読者です 読者をやめる 読者になる 読者になる

めぐり会う日

2015|監督:ウニー・ルコント


会いたくてたまらなかった実の母親に会えてしまい、困惑する。

ウニー監督は随分日本の映画ファンに評判が良いようだ。私はすごく嫌いなわけではないのだけど、そうですかという感じで、正直そんなに高評価しようとは思わない。前作の『冬の小鳥』は、あまりにもイ・チャンドン色が強すぎると思った。プロデュースされてるから当然といえば当然だが、監督の個性が感じられない気がした(ネタ以外)。でもひとつだけすごく気に入ったところがあって、それはソル・ギョング登場のさせ方だった。
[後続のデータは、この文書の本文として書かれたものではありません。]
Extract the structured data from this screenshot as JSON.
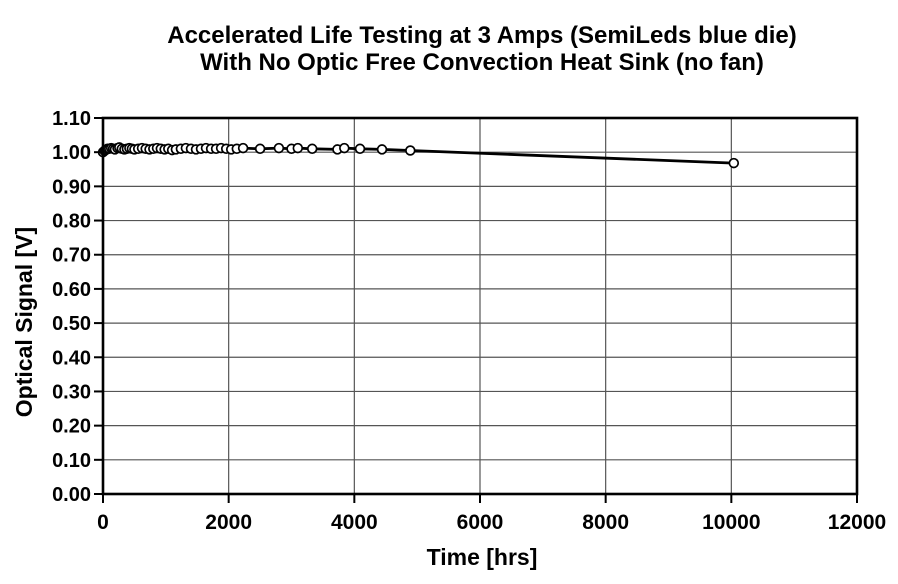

顔が映らないなら誰でも良かったところを、あえてギョング氏を使う巧妙さ。しかも韓国映画ファンにとっては後ろ姿や声だけでも「あれはギョング氏なのでは…」と、わかってしまう感じだったので、あのシーンは上手いなぁ、と思ったのだ。今回は監督らしさが期待できるかなと思ったのだけど…やっぱりあまり相性が良いとは言えなさそうだった。だが、黒人の子どもの悪さを注意した白人女性が子どもたちに「人種差別だ!」と罵られたシーンには、ガツンとやられた! テーマからは程遠い、唯のワンシーンに過ぎないのだけど、殴られたような気持ちに。この監督は全体ではなく、テーマでもなく、ほんの一瞬だけ、ガッツリとこちらを刺してくるタイプの監督らしい。…次作もまた観ちゃうだろうな。